Palo Alto Incomplete, Not-applicable, unknown, Insufficient data in the Application Field
Incomplete in the application field
Incomplete means that either the three-way TCP handshake did not complete or the three-way TCP handshake did complete but there was no data after the handshake to identify the application. In other words that traffic being seen is not really an application.
If a client sends a server a syn and the Palo Alto Networks device creates a session for that syn, but the server never sends a SYN ACK back to the client, then that session is incomplete.
Insufficient data in the application field
Insufficient data means not enough data to identify the application. So for example, if the three-way TCP handshake completed and there was one data packet after the handshake but that one data packet was not enough to match any of our signatures, then user will see insufficient data in the application field of the traffic log.
Unknown-tcp means the firewall captured the three-way TCP handshake, but the application was not identified. This may be due to the use of a custom application for which the firewall does not have signatures.
Unknown-udp consists of unknown udp traffic.

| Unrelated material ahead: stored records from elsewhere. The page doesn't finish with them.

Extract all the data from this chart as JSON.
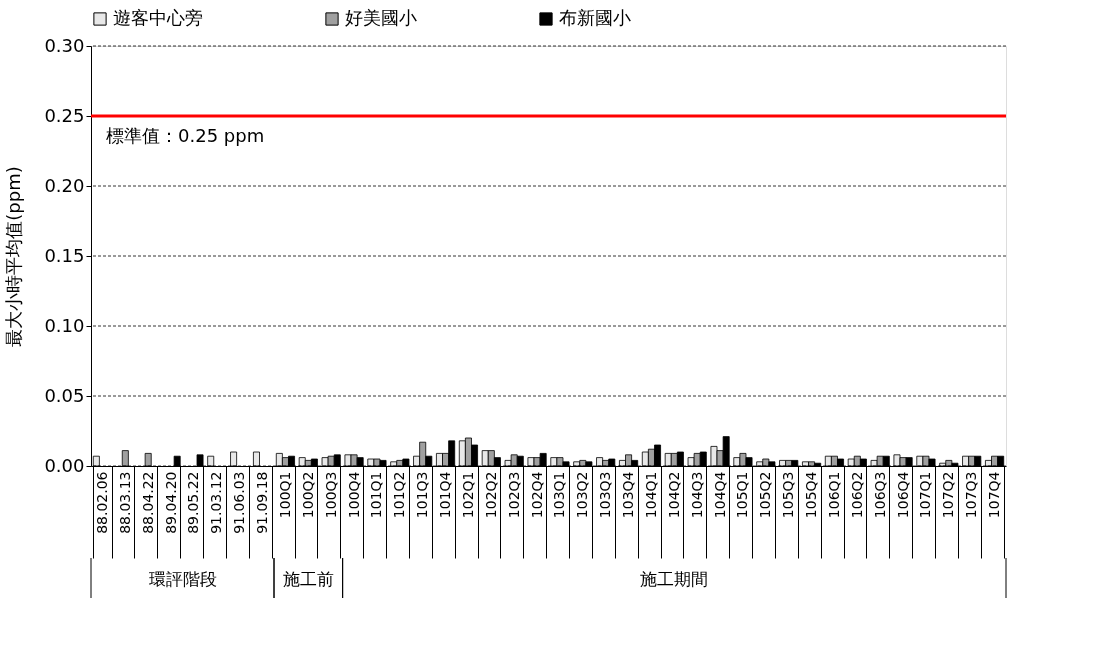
{
  "chart_data": {
    "type": "bar",
    "ylabel": "最大小時平均值(ppm)",
    "categories": [
      "88.02.06",
      "88.03.13",
      "88.04.22",
      "89.04.20",
      "89.05.22",
      "91.03.12",
      "91.06.03",
      "91.09.18",
      "100Q1",
      "100Q2",
      "100Q3",
      "100Q4",
      "101Q1",
      "101Q2",
      "101Q3",
      "101Q4",
      "102Q1",
      "102Q2",
      "102Q3",
      "102Q4",
      "103Q1",
      "103Q2",
      "103Q3",
      "103Q4",
      "104Q1",
      "104Q2",
      "104Q3",
      "104Q4",
      "105Q1",
      "105Q2",
      "105Q3",
      "105Q4",
      "106Q1",
      "106Q2",
      "106Q3",
      "106Q4",
      "107Q1",
      "107Q2",
      "107Q3",
      "107Q4"
    ],
    "series": [
      {
        "name": "遊客中心旁",
        "color": "#e8e8e8",
        "values": [
          0.007,
          null,
          null,
          null,
          null,
          0.007,
          0.01,
          0.01,
          0.009,
          0.006,
          0.006,
          0.008,
          0.005,
          0.003,
          0.007,
          0.009,
          0.018,
          0.011,
          0.004,
          0.006,
          0.006,
          0.003,
          0.006,
          0.004,
          0.01,
          0.009,
          0.006,
          0.014,
          0.006,
          0.003,
          0.004,
          0.003,
          0.007,
          0.005,
          0.004,
          0.008,
          0.007,
          0.002,
          0.007,
          0.004
        ]
      },
      {
        "name": "好美國小",
        "color": "#a0a0a0",
        "values": [
          null,
          0.011,
          0.009,
          null,
          null,
          null,
          null,
          null,
          0.006,
          0.004,
          0.007,
          0.008,
          0.005,
          0.004,
          0.017,
          0.009,
          0.02,
          0.011,
          0.008,
          0.006,
          0.006,
          0.004,
          0.004,
          0.008,
          0.012,
          0.009,
          0.009,
          0.011,
          0.009,
          0.005,
          0.004,
          0.003,
          0.007,
          0.007,
          0.007,
          0.006,
          0.007,
          0.004,
          0.007,
          0.007
        ]
      },
      {
        "name": "布新國小",
        "color": "#000000",
        "values": [
          null,
          null,
          null,
          0.007,
          0.008,
          null,
          null,
          null,
          0.007,
          0.005,
          0.008,
          0.006,
          0.004,
          0.005,
          0.007,
          0.018,
          0.015,
          0.006,
          0.007,
          0.009,
          0.003,
          0.003,
          0.005,
          0.004,
          0.015,
          0.01,
          0.01,
          0.021,
          0.006,
          0.003,
          0.004,
          0.002,
          0.005,
          0.005,
          0.007,
          0.006,
          0.005,
          0.002,
          0.007,
          0.007
        ]
      }
    ],
    "ylim": [
      0,
      0.3
    ],
    "yticks": [
      {
        "value": 0,
        "label": "0.00"
      },
      {
        "value": 0.05,
        "label": "0.05"
      },
      {
        "value": 0.1,
        "label": "0.10"
      },
      {
        "value": 0.15,
        "label": "0.15"
      },
      {
        "value": 0.2,
        "label": "0.20"
      },
      {
        "value": 0.25,
        "label": "0.25"
      },
      {
        "value": 0.3,
        "label": "0.30"
      }
    ],
    "grid": "y",
    "legend": "top",
    "ref_lines": [
      {
        "axis": "y",
        "value": 0.25,
        "label": "標準值：0.25 ppm",
        "color": "#ff0000"
      }
    ],
    "annotations": [
      "環評階段",
      "施工前",
      "施工期間"
    ]
  }
}
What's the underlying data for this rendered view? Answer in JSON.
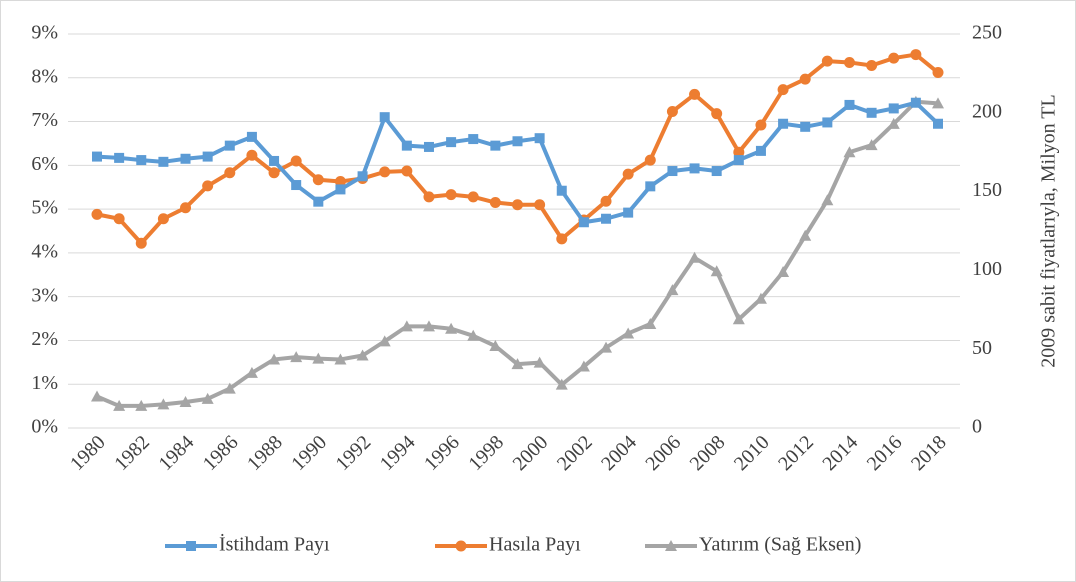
{
  "chart_data": {
    "type": "line",
    "y2_label": "2009 sabit fiyatlarıyla, Milyon TL",
    "x": [
      1980,
      1981,
      1982,
      1983,
      1984,
      1985,
      1986,
      1987,
      1988,
      1989,
      1990,
      1991,
      1992,
      1993,
      1994,
      1995,
      1996,
      1997,
      1998,
      1999,
      2000,
      2001,
      2002,
      2003,
      2004,
      2005,
      2006,
      2007,
      2008,
      2009,
      2010,
      2011,
      2012,
      2013,
      2014,
      2015,
      2016,
      2017,
      2018
    ],
    "xlim": [
      1980,
      2018
    ],
    "xticks": [
      1980,
      1982,
      1984,
      1986,
      1988,
      1990,
      1992,
      1994,
      1996,
      1998,
      2000,
      2002,
      2004,
      2006,
      2008,
      2010,
      2012,
      2014,
      2016,
      2018
    ],
    "ylim": [
      0,
      9
    ],
    "yticks": [
      {
        "value": 0,
        "label": "0%"
      },
      {
        "value": 1,
        "label": "1%"
      },
      {
        "value": 2,
        "label": "2%"
      },
      {
        "value": 3,
        "label": "3%"
      },
      {
        "value": 4,
        "label": "4%"
      },
      {
        "value": 5,
        "label": "5%"
      },
      {
        "value": 6,
        "label": "6%"
      },
      {
        "value": 7,
        "label": "7%"
      },
      {
        "value": 8,
        "label": "8%"
      },
      {
        "value": 9,
        "label": "9%"
      }
    ],
    "y2lim": [
      0,
      250
    ],
    "y2ticks": [
      0,
      50,
      100,
      150,
      200,
      250
    ],
    "grid": true,
    "legend": "bottom",
    "series": [
      {
        "name": "İstihdam Payı",
        "color": "#5b9bd5",
        "marker": "square",
        "values": [
          6.2,
          6.17,
          6.12,
          6.08,
          6.15,
          6.2,
          6.45,
          6.65,
          6.1,
          5.55,
          5.17,
          5.45,
          5.75,
          7.1,
          6.45,
          6.42,
          6.53,
          6.6,
          6.45,
          6.55,
          6.62,
          5.42,
          4.7,
          4.78,
          4.92,
          5.52,
          5.87,
          5.93,
          5.87,
          6.12,
          6.33,
          6.95,
          6.88,
          6.98,
          7.38,
          7.2,
          7.3,
          7.43,
          6.95
        ]
      },
      {
        "name": "Hasıla Payı",
        "color": "#ed7d31",
        "marker": "circle",
        "values": [
          4.88,
          4.78,
          4.22,
          4.78,
          5.03,
          5.53,
          5.83,
          6.23,
          5.83,
          6.1,
          5.67,
          5.63,
          5.7,
          5.85,
          5.87,
          5.28,
          5.33,
          5.28,
          5.15,
          5.1,
          5.1,
          4.32,
          4.75,
          5.18,
          5.8,
          6.12,
          7.23,
          7.62,
          7.18,
          6.3,
          6.92,
          7.73,
          7.97,
          8.38,
          8.35,
          8.28,
          8.45,
          8.53,
          8.12
        ]
      },
      {
        "name": "Yatırım (Sağ Eksen)",
        "color": "#a5a5a5",
        "marker": "triangle",
        "axis": "y2",
        "values": [
          20,
          14,
          14,
          15,
          16.5,
          18.5,
          25,
          35,
          43.5,
          45,
          44,
          43.5,
          46,
          55,
          64.5,
          64.5,
          63,
          58.5,
          52,
          40.5,
          41.5,
          27.5,
          39,
          51,
          60,
          66,
          87.5,
          108,
          99.5,
          69,
          82,
          99,
          122,
          144.5,
          175,
          179.5,
          193,
          207,
          206
        ]
      }
    ]
  }
}
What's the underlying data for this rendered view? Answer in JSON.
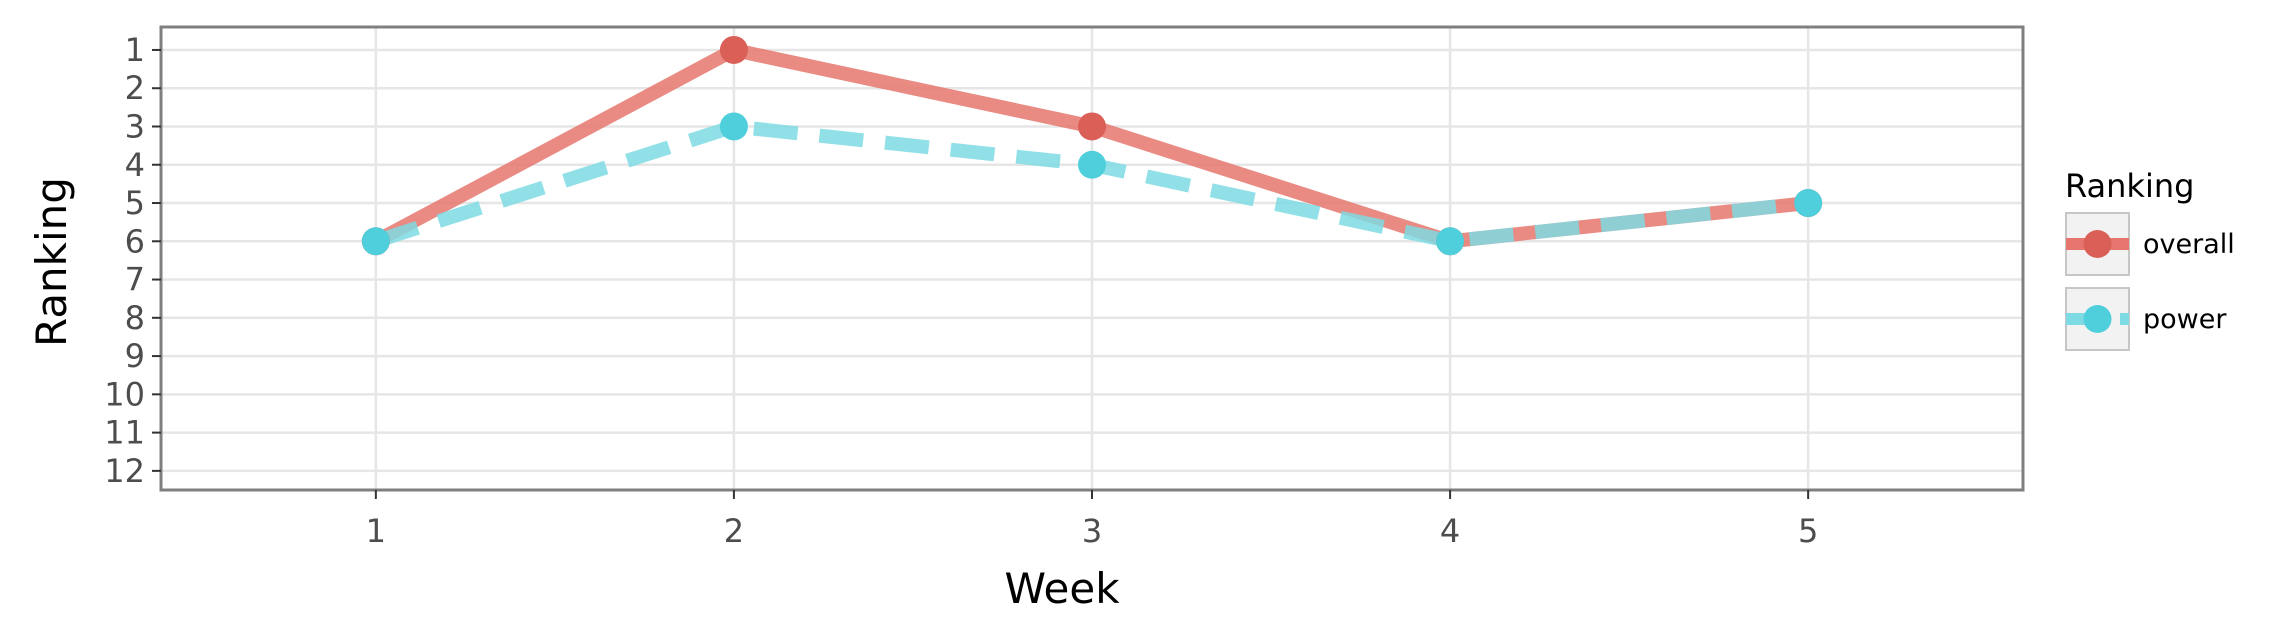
{
  "chart_data": {
    "type": "line",
    "xlabel": "Week",
    "ylabel": "Ranking",
    "x": [
      1,
      2,
      3,
      4,
      5
    ],
    "x_ticks": [
      "1",
      "2",
      "3",
      "4",
      "5"
    ],
    "y_ticks": [
      "1",
      "2",
      "3",
      "4",
      "5",
      "6",
      "7",
      "8",
      "9",
      "10",
      "11",
      "12"
    ],
    "xlim": [
      0.4,
      5.6
    ],
    "ylim": [
      12.5,
      0.4
    ],
    "y_reversed": true,
    "grid": true,
    "legend": {
      "title": "Ranking",
      "position": "right"
    },
    "series": [
      {
        "name": "overall",
        "x": [
          1,
          2,
          3,
          4,
          5
        ],
        "values": [
          6,
          1,
          3,
          6,
          5
        ],
        "color": "#e5756d",
        "point_color": "#d95f57",
        "line_style": "solid"
      },
      {
        "name": "power",
        "x": [
          1,
          2,
          3,
          4,
          5
        ],
        "values": [
          6,
          3,
          4,
          6,
          5
        ],
        "color": "#7fdbe3",
        "point_color": "#4fcfdb",
        "line_style": "dashed"
      }
    ]
  }
}
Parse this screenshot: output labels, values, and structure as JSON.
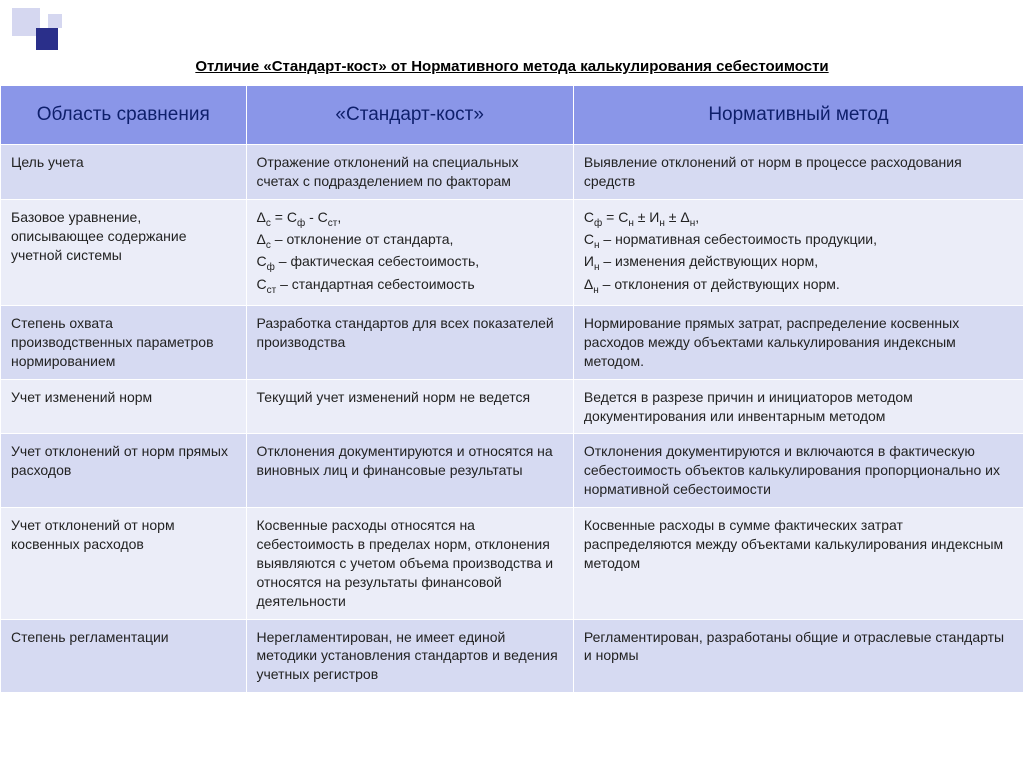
{
  "title": "Отличие «Стандарт-кост» от Нормативного метода калькулирования себестоимости",
  "headers": {
    "col1": "Область сравнения",
    "col2": "«Стандарт-кост»",
    "col3": "Нормативный метод"
  },
  "rows": [
    {
      "c1": "Цель учета",
      "c2": "Отражение отклонений на специальных счетах с подразделением по факторам",
      "c3": "Выявление отклонений от норм в процессе расходования средств"
    },
    {
      "c1": "Базовое уравнение, описывающее содержание учетной системы",
      "c2": "Δс = Сф - Сст,\nΔс – отклонение от стандарта,\nСф – фактическая себестоимость,\nСст – стандартная себестоимость",
      "c3": "Сф = Сн ± Ин ± Δн,\nСн – нормативная себестоимость продукции,\nИн – изменения действующих норм,\nΔн – отклонения от действующих норм."
    },
    {
      "c1": "Степень охвата производственных параметров нормированием",
      "c2": "Разработка стандартов для всех показателей производства",
      "c3": "Нормирование прямых затрат, распределение косвенных расходов между объектами калькулирования индексным методом."
    },
    {
      "c1": "Учет изменений норм",
      "c2": "Текущий учет изменений норм не ведется",
      "c3": "Ведется в разрезе причин и инициаторов методом документирования или инвентарным методом"
    },
    {
      "c1": "Учет отклонений от норм прямых расходов",
      "c2": "Отклонения документируются и относятся на виновных лиц и финансовые результаты",
      "c3": "Отклонения документируются и включаются  в фактическую себестоимость объектов калькулирования пропорционально их нормативной себестоимости"
    },
    {
      "c1": "Учет отклонений от норм косвенных расходов",
      "c2": "Косвенные расходы относятся на себестоимость в пределах норм, отклонения выявляются  с учетом объема производства и относятся на результаты финансовой деятельности",
      "c3": "Косвенные расходы в сумме фактических затрат распределяются между объектами калькулирования индексным методом"
    },
    {
      "c1": "Степень регламентации",
      "c2": "Нерегламентирован, не имеет единой методики установления стандартов и ведения учетных регистров",
      "c3": "Регламентирован, разработаны общие и отраслевые стандарты и нормы"
    }
  ],
  "styling": {
    "header_bg": "#8a96e8",
    "header_text": "#0e1f6b",
    "row_a_bg": "#d6daf2",
    "row_b_bg": "#ebedf8",
    "border_color": "#ffffff",
    "body_font_size": 14,
    "header_font_size": 19,
    "col_widths": [
      "24%",
      "32%",
      "44%"
    ],
    "decor_colors": {
      "light": "#d5d7f0",
      "dark": "#2a2f8a"
    }
  }
}
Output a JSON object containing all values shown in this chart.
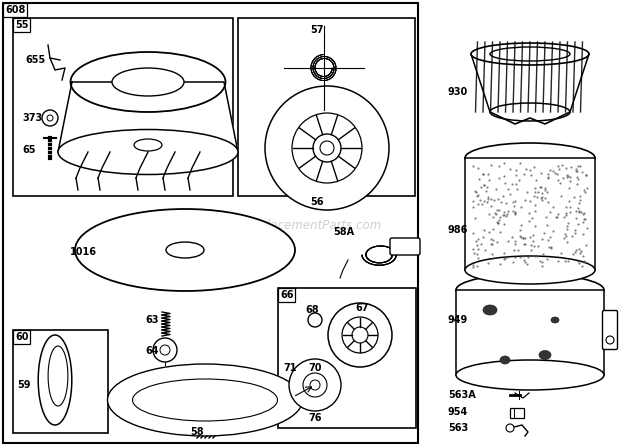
{
  "bg_color": "#ffffff",
  "watermark": "eReplacementParts.com"
}
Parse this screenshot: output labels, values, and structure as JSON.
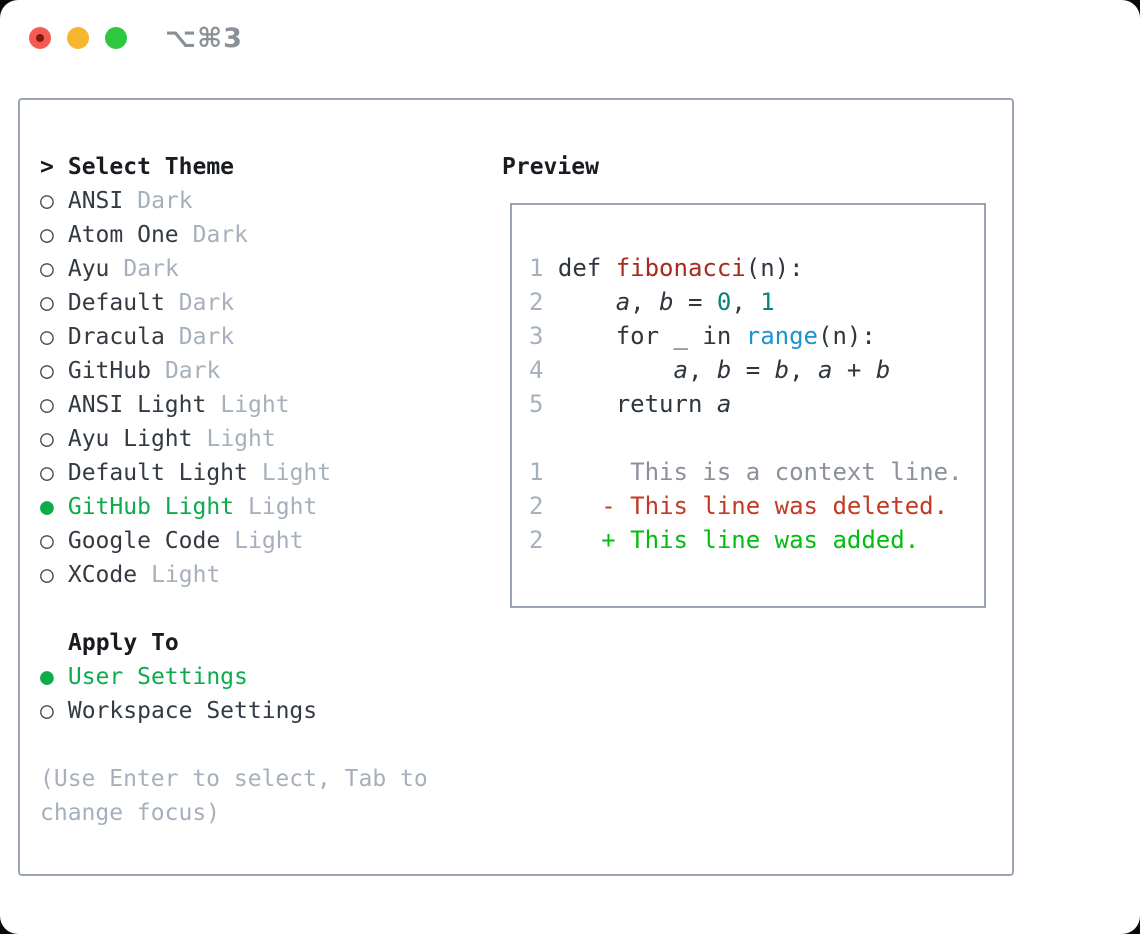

Unknown-p2p matches generic P2P heuristics.
Not-applicable means that the Palo Alto device has received data that will be discarded because the port or service that the traffic is coming in on is not allowed, or there is no rule or policy allowing that port or service.
If there was only one rule on the Palo Alto device and that rule allowed the application of web-browsing only on port/service 80, and traffic (web-browsing or any other application) is sent to the Palo Alto device on any other port/service besides 80, then the traffic is discarded or dropped and you’ll see sessions with “not-applicable” in the application field.